I've had many comments from other people that they like this new work better than my older work. Which is nice, it's a compliment and I know that, and I totally agree with them, but it gives me this feeling that I've been walking around with my underwear hanging out, and everyone has known it, and now they can tell me since I finally tucked it back in. It's just this weird shame. And the shame has actually been with me for a while, before I even started my new work, because I think I haven't grown much as an artist or developed enough new work in the past 3-4 years. It's my issue, and I'm dealing with it, so if you are one of those people who have said something to about to me and are now feeling bad, please don't. I just think that shame is a corrosive thing, especially when you don't talk about it, so me talking about it right now is just part of my process. If you have any thoughts about shame, not developing as an artist or anything else, please leave a comment.

Tuesday, February 17, 2015

little demons down dark alleys

I'm always looking for new resources and tools to deal with myself-- my reactivity, my dark moods, my judgmental nature, my sense of entitlement, and my know-it-all attitude. That's only a partial list of this things I'm working on, by the way. I'm currently reading Pema Chodron's book, Taking the Leap: Freeing Ourselves From Old Habits and Fears. I love Pema Chodron because even though she is a long-time Buddhist nun and has written a bunch of books about Buddhist practice, she freely writes about what a deeply flawed person she is. Even Pema can be at a meditation retreat, yet go into a downward spiral if she feels disrespected or ignored. She gives me hope that even as I fail, I can still improve my outlook. She reminds me that no matter how much I fail on a daily basis, I must still be a friend to myself.

One of the things she keeps reminding me of throughout this book is the importance of pausing  throughout the day to take a few breaths, focus on what is happening in front of me, and connect to how I am feeling in that moment. As an experiment, I turned on my meditation timer, and set it to make a gong sound every 20 minutes throughout the day. When I hear the gong, that's my reminder to take a few breaths, refocus, and also to stop standing on the outside of my feet, which is one of my bad habits. It's been an effective way for me to stay connected to the moment, and not go off chasing my little demons down dark alleys while I'm working.

Then, it all went to shit when I messed up my knee last Friday. Lately, I have been getting really harsh injuries doing things like trying to get up off the couch, crouching down all the way, or reaching for a glass. Yes, I know, as we get older these things happen, but I'm not understanding why someone as young on the inside as I am still receives this treatment.

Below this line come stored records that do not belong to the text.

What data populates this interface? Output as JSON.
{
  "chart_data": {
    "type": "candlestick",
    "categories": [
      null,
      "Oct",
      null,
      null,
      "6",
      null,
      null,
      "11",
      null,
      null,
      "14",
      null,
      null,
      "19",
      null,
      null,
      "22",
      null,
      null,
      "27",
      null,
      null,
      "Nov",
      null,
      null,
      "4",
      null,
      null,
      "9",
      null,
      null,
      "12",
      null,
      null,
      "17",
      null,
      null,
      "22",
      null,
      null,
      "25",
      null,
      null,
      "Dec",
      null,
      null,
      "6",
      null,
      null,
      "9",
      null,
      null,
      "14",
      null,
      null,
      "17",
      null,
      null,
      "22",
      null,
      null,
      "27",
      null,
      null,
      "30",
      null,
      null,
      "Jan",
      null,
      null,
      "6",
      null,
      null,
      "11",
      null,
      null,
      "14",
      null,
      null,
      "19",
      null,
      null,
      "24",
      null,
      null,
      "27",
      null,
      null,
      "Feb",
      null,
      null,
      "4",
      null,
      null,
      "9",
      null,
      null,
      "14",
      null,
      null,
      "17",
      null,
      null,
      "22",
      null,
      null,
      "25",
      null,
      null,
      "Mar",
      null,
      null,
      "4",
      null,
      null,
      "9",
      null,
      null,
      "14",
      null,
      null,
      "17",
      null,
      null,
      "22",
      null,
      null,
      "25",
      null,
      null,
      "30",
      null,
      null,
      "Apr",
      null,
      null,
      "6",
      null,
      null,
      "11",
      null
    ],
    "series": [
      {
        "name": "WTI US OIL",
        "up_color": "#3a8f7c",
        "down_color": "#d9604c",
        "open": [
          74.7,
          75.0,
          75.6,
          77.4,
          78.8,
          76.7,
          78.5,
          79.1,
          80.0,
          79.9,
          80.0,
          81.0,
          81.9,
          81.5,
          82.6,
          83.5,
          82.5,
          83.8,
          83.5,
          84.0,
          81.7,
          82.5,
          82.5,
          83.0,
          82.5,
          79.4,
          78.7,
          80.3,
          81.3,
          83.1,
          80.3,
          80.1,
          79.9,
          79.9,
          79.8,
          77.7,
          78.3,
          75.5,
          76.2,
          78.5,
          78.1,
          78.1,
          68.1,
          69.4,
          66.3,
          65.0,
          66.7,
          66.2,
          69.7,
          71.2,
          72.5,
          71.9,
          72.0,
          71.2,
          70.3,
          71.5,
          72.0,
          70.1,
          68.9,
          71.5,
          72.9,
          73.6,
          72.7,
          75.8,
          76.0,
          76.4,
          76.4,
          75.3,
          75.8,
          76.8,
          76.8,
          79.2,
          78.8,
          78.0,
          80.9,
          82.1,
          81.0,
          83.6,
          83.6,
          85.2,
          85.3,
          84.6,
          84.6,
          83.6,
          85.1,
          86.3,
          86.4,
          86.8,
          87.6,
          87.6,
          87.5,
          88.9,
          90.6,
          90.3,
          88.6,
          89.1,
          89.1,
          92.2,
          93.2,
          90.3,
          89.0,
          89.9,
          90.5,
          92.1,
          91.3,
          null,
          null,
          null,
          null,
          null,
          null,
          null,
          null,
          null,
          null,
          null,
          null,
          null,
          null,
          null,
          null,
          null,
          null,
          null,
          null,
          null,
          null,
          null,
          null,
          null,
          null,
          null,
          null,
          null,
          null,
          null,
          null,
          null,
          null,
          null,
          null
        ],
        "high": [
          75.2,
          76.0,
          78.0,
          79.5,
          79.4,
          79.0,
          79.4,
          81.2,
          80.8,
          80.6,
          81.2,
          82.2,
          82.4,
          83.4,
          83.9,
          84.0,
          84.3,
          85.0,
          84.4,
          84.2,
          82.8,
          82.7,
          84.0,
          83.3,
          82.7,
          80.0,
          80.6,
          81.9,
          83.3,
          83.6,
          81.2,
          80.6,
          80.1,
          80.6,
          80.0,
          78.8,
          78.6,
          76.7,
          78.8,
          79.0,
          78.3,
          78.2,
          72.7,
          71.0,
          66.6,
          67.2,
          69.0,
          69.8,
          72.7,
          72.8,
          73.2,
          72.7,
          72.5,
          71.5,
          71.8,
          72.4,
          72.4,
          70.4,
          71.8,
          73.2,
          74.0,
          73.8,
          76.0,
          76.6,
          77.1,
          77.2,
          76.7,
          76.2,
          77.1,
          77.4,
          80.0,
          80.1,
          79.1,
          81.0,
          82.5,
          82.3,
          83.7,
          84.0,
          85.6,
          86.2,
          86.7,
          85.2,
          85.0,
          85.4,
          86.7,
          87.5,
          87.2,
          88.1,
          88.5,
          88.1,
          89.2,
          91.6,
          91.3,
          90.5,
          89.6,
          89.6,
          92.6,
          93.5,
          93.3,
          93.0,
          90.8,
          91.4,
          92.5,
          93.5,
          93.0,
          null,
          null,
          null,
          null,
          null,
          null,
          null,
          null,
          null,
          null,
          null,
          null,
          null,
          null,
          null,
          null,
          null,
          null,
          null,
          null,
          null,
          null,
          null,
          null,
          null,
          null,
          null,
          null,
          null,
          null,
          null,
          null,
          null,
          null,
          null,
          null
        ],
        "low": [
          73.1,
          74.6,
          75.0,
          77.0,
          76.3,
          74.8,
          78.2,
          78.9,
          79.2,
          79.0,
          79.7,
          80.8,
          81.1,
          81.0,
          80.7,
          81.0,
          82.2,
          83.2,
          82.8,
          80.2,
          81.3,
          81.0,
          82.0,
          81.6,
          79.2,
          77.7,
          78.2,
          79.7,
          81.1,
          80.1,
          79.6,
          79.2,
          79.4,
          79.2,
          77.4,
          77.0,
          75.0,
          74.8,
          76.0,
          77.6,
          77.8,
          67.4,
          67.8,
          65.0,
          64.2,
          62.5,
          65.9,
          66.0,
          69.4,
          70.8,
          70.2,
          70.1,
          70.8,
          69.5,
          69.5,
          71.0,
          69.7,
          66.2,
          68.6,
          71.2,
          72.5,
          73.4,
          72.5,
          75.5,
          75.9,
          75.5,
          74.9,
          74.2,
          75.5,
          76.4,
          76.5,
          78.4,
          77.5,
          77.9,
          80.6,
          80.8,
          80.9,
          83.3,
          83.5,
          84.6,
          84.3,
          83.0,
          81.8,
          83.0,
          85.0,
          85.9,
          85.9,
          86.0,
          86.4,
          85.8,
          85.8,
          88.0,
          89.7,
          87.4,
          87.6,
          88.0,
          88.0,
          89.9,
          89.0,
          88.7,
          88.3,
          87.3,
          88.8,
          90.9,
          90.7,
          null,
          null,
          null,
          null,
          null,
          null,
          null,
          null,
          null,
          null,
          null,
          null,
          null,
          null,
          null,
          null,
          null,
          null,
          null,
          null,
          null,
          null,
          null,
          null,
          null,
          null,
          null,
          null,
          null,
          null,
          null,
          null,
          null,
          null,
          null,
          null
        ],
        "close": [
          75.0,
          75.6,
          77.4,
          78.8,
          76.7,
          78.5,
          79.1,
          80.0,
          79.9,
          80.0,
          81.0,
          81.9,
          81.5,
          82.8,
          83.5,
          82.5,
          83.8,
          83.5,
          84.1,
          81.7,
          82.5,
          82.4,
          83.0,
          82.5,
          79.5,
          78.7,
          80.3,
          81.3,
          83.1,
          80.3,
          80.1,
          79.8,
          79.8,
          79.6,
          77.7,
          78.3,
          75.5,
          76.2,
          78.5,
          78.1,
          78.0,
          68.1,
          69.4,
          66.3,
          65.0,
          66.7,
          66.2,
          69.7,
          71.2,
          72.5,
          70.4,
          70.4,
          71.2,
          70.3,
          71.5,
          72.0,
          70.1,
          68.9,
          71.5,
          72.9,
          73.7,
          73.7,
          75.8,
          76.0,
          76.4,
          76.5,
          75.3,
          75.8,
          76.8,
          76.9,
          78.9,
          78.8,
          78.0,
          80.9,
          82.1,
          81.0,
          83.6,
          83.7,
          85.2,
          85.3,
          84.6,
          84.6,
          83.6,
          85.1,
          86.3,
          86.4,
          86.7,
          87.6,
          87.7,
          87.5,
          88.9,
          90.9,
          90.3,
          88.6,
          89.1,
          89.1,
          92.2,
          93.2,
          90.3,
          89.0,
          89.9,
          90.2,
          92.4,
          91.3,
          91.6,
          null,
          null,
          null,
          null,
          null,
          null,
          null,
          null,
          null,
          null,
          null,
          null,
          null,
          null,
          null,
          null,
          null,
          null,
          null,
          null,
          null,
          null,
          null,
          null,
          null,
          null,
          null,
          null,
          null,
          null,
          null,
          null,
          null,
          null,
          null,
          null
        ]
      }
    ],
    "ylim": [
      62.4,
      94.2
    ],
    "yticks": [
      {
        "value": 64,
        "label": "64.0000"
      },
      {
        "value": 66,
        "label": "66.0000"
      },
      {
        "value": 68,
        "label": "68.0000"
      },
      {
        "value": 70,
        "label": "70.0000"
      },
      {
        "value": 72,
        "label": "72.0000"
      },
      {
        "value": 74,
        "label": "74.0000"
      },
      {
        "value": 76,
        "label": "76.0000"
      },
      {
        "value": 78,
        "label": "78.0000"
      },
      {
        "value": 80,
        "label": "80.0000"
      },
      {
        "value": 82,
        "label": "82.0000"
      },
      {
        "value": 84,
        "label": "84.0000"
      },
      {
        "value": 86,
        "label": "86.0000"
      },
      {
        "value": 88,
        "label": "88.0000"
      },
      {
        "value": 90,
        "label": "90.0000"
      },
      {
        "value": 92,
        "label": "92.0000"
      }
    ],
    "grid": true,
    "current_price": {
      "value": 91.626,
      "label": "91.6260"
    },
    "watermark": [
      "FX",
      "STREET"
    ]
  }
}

Right now, I can't straighten out my leg all the way and I can't stand or walk comfortably. Being thrown off balance in this way made me forget all about staying focused and in the moment, and I struggled with rage and depression all weekend at my lack of mobility. I thought about how difficult it's going to be to work, and how I may not be able to go back to yoga class for weeks where I am currently enrolled in a 4-month intensive class. I thought about how much knee surgery is going to cost and then felt momentarily blessed that I am now covered through obamacare before flipping back into fear about long-term recovery. I tried to do some very limited yoga and I forgot to breathe while I was stretching. I was just holding my breath, doing yoga. At some point, I realized I was doing breathless yoga.

Pema reminded me this morning that if I know I'm failing, I'm not failing, because I am aware of myself and what I am doing, and that is the biggest battle of all. And in that moment, I can just let it go.